I can remember talking to a woman about some issues I was having once while holding back tears, and as she talked to me about how I shouldn’t be ashamed to cry and asked why I was forcing myself not to, and telling me X, Y, and Z wasn’t my fault, all I could think was, I wish she would stop talking to me like some stay-at-home white mother crying in the middle of her living room surrounded by toys because she can’t clean up the house and cook dinner all before her husband comes home from work. In other words, I didn’t want to be seen as helpless and weak because that’s what crying and admission of feeling defeated meant to me.

White women pretty much have that whole victim thing figured out quite well no matter what position they’re in in society and what circumstances they’re facing. While I don’t think black women want to be seen in that way by any means, I do think we have to cut ourselves a little slack because that’s they only way the rest of society will begin to.
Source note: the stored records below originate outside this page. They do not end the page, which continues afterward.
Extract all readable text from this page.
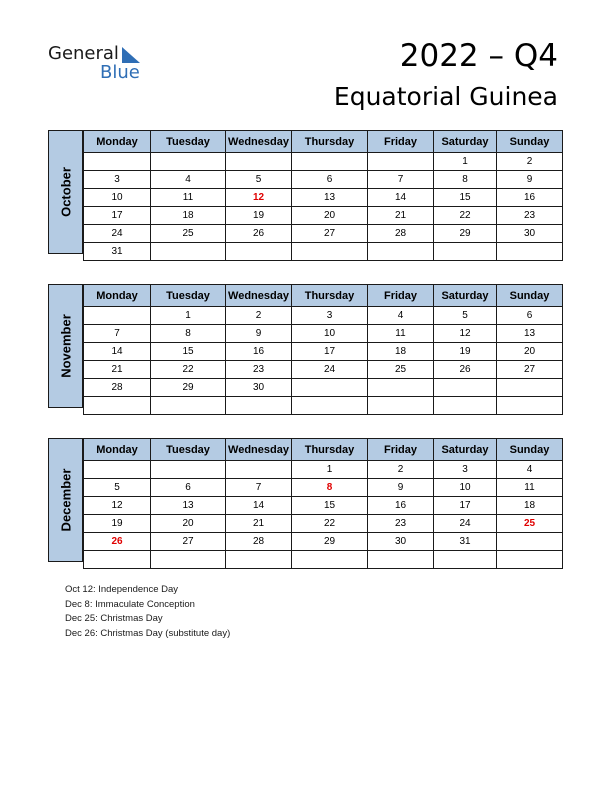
General
Blue	2022 – Q4
Equatorial Guinea
October
Monday	Tuesday	Wednesday	Thursday	Friday	Saturday	Sunday
					1	2
3	4	5	6	7	8	9
10	11	12	13	14	15	16
17	18	19	20	21	22	23
24	25	26	27	28	29	30
31						
November
Monday	Tuesday	Wednesday	Thursday	Friday	Saturday	Sunday
	1	2	3	4	5	6
7	8	9	10	11	12	13
14	15	16	17	18	19	20
21	22	23	24	25	26	27
28	29	30				

December
Monday	Tuesday	Wednesday	Thursday	Friday	Saturday	Sunday
			1	2	3	4
5	6	7	8	9	10	11
12	13	14	15	16	17	18
19	20	21	22	23	24	25
26	27	28	29	30	31	

Oct 12: Independence Day
Dec 8: Immaculate Conception
Dec 25: Christmas Day
Dec 26: Christmas Day (substitute day)
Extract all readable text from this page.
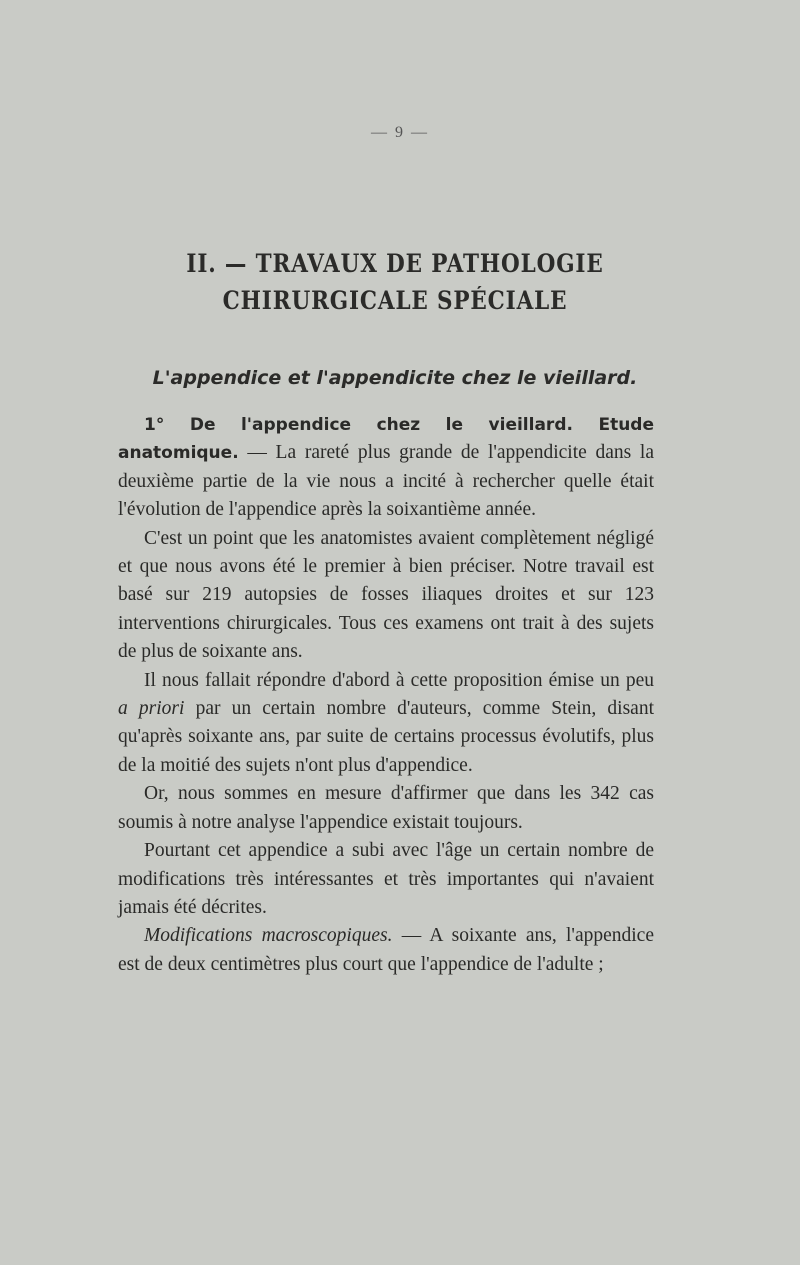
— 9 —
II. — TRAVAUX DE PATHOLOGIE
CHIRURGICALE SPÉCIALE
L'appendice et l'appendicite chez le vieillard.

1° De l'appendice chez le vieillard. Etude anatomique. — La rareté plus grande de l'appendicite dans la deuxième partie de la vie nous a incité à rechercher quelle était l'évolution de l'appendice après la soixantième année.

C'est un point que les anatomistes avaient complètement négligé et que nous avons été le premier à bien préciser. Notre travail est basé sur 219 autopsies de fosses iliaques droites et sur 123 interventions chirurgicales. Tous ces examens ont trait à des sujets de plus de soixante ans.

Il nous fallait répondre d'abord à cette proposition émise un peu a priori par un certain nombre d'auteurs, comme Stein, disant qu'après soixante ans, par suite de certains processus évolutifs, plus de la moitié des sujets n'ont plus d'appendice.

Or, nous sommes en mesure d'affirmer que dans les 342 cas soumis à notre analyse l'appendice existait toujours.

Pourtant cet appendice a subi avec l'âge un certain nombre de modifications très intéressantes et très importantes qui n'avaient jamais été décrites.

Modifications macroscopiques. — A soixante ans, l'appendice est de deux centimètres plus court que l'appendice de l'adulte ;
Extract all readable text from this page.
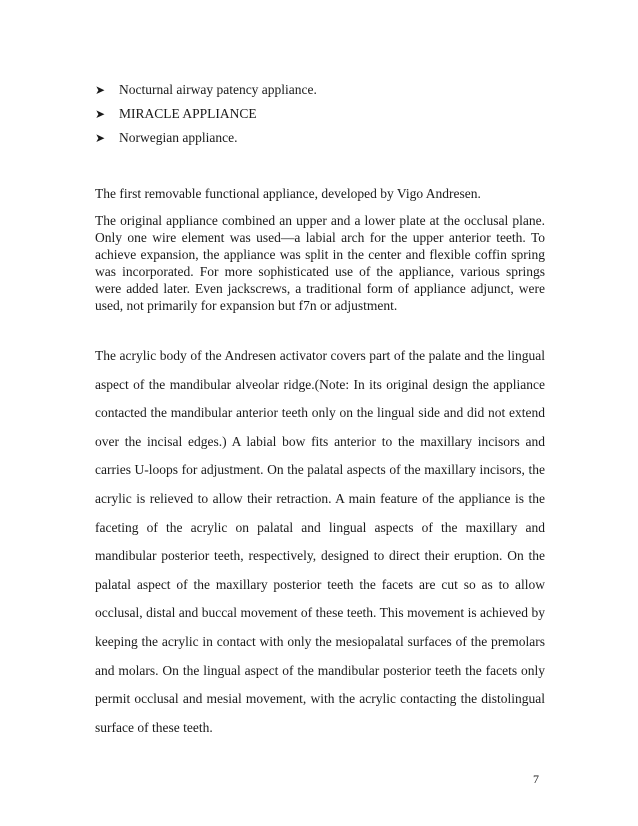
➤ Nocturnal airway patency appliance.
➤ MIRACLE APPLIANCE
➤ Norwegian appliance.

The first removable functional appliance, developed by Vigo Andresen.

The original appliance combined an upper and a lower plate at the occlusal plane. Only one wire element was used—a labial arch for the upper anterior teeth. To achieve expansion, the appliance was split in the center and flexible coffin spring was incorporated. For more sophisticated use of the appliance, various springs were added later. Even jackscrews, a traditional form of appliance adjunct, were used, not primarily for expansion but f7n or adjustment.

The acrylic body of the Andresen activator covers part of the palate and the lingual aspect of the mandibular alveolar ridge.(Note: In its original design the appliance contacted the mandibular anterior teeth only on the lingual side and did not extend over the incisal edges.) A labial bow fits anterior to the maxillary incisors and carries U-loops for adjustment. On the palatal aspects of the maxillary incisors, the acrylic is relieved to allow their retraction. A main feature of the appliance is the faceting of the acrylic on palatal and lingual aspects of the maxillary and mandibular posterior teeth, respectively, designed to direct their eruption. On the palatal aspect of the maxillary posterior teeth the facets are cut so as to allow occlusal, distal and buccal movement of these teeth. This movement is achieved by keeping the acrylic in contact with only the mesiopalatal surfaces of the premolars and molars. On the lingual aspect of the mandibular posterior teeth the facets only permit occlusal and mesial movement, with the acrylic contacting the distolingual surface of these teeth.

7
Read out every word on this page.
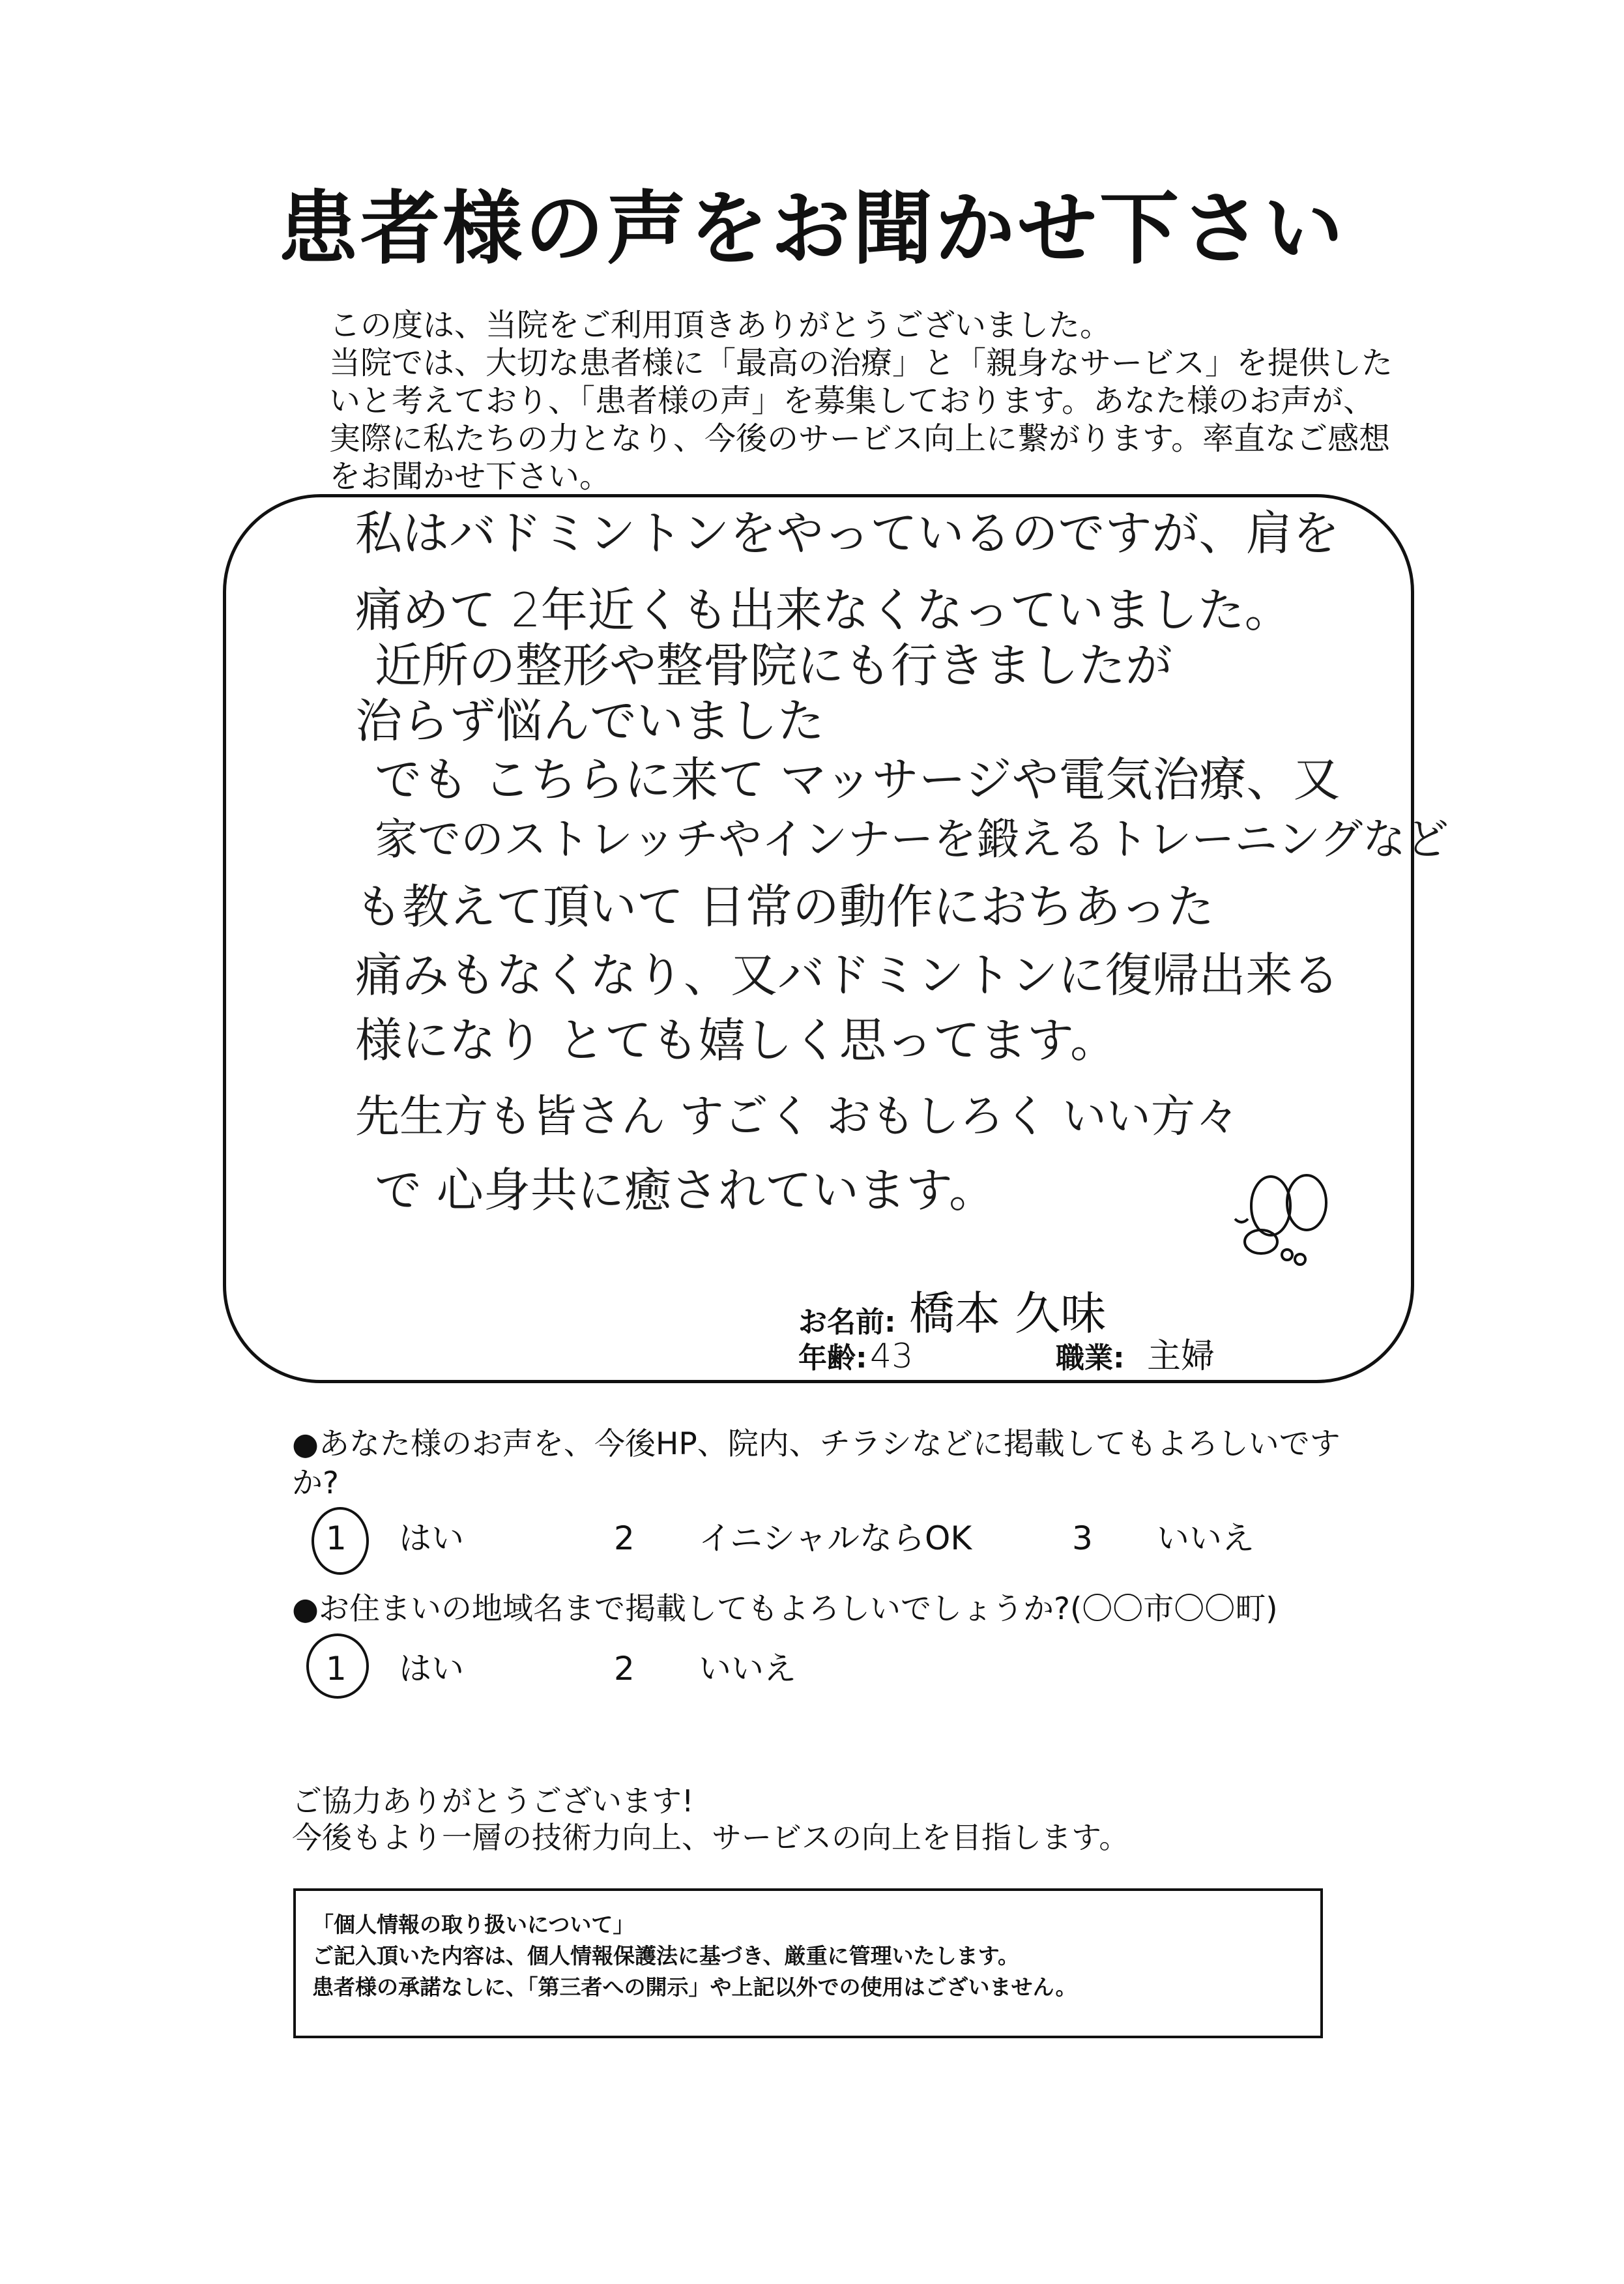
患者様の声をお聞かせ下さい
この度は、当院をご利用頂きありがとうございました。
当院では、大切な患者様に「最高の治療」と「親身なサービス」を提供した
いと考えており、「患者様の声」を募集しております。あなた様のお声が、
実際に私たちの力となり、今後のサービス向上に繋がります。率直なご感想
をお聞かせ下さい。
私はバドミントンをやっているのですが、肩を
痛めて 2年近くも出来なくなっていました。
近所の整形や整骨院にも行きましたが
治らず悩んでいました
でも こちらに来て マッサージや電気治療、又
家でのストレッチやインナーを鍛えるトレーニングなど
も教えて頂いて 日常の動作におちあった
痛みもなくなり、又バドミントンに復帰出来る
様になり とても嬉しく思ってます。
先生方も皆さん すごく おもしろく いい方々
で 心身共に癒されています。
お名前: 橋本 久味
年齢: 43	職業: 主婦
●あなた様のお声を、今後HP、院内、チラシなどに掲載してもよろしいです
か?
1 はい	2 イニシャルならOK	3 いいえ
●お住まいの地域名まで掲載してもよろしいでしょうか?(〇〇市〇〇町)
1 はい	2 いいえ
ご協力ありがとうございます!
今後もより一層の技術力向上、サービスの向上を目指します。
「個人情報の取り扱いについて」
ご記入頂いた内容は、個人情報保護法に基づき、厳重に管理いたします。
患者様の承諾なしに、「第三者への開示」や上記以外での使用はございません。
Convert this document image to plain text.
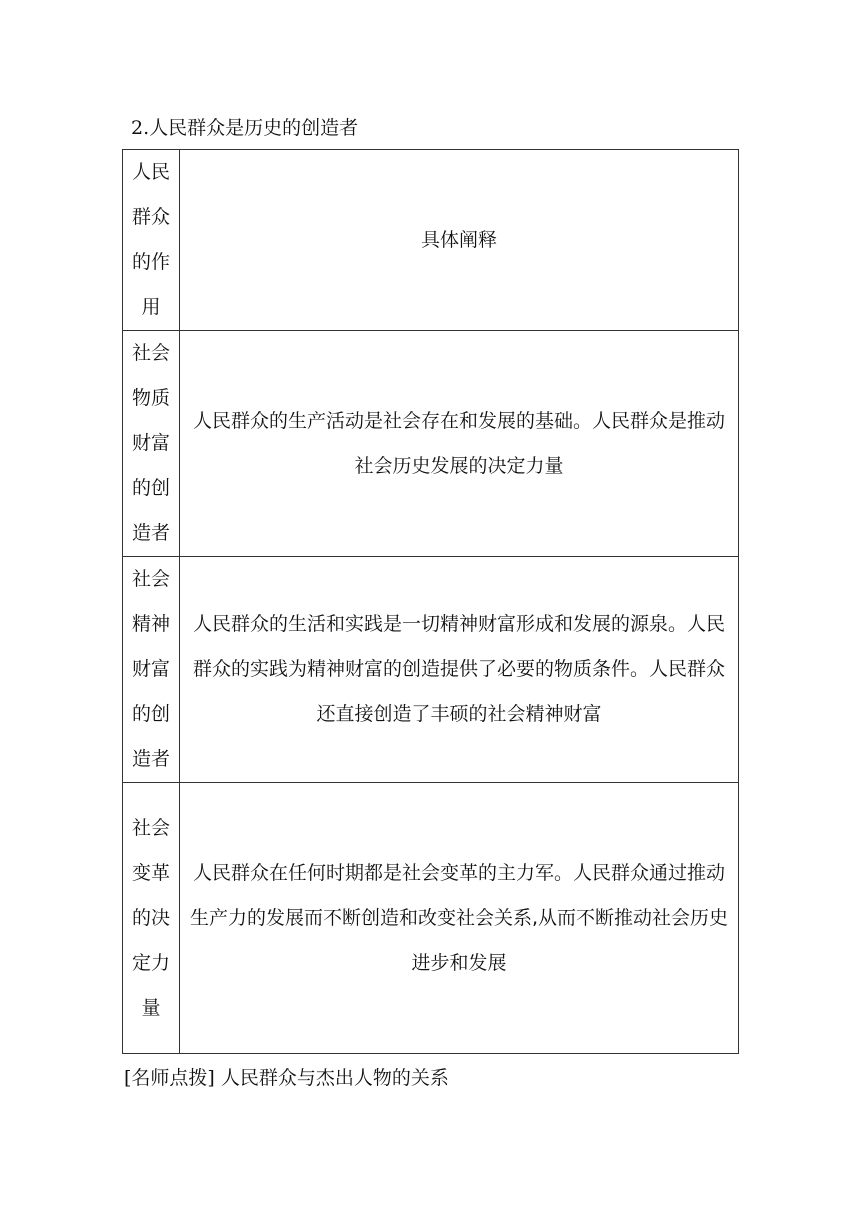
2.人民群众是历史的创造者
人民群众的作用	具体阐释

社会物质财富的创造者	人民群众的生产活动是社会存在和发展的基础。人民群众是推动社会历史发展的决定力量

社会精神财富的创造者	人民群众的生活和实践是一切精神财富形成和发展的源泉。人民群众的实践为精神财富的创造提供了必要的物质条件。人民群众还直接创造了丰硕的社会精神财富

社会变革的决定力量	人民群众在任何时期都是社会变革的主力军。人民群众通过推动生产力的发展而不断创造和改变社会关系,从而不断推动社会历史进步和发展
[名师点拨] 人民群众与杰出人物的关系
It’s also part of helping the rest of the world see that, yes our stories are that serious, and no, we can’t just move on. The world needs to recognize that we don’t bring every hardship in our lives on ourselves, and that we deserve compassion too, and I think that attitude shift has to start with us.

Do you think society allows black women to be victims? Do you think black women allow other black women to feel like victims? Should they?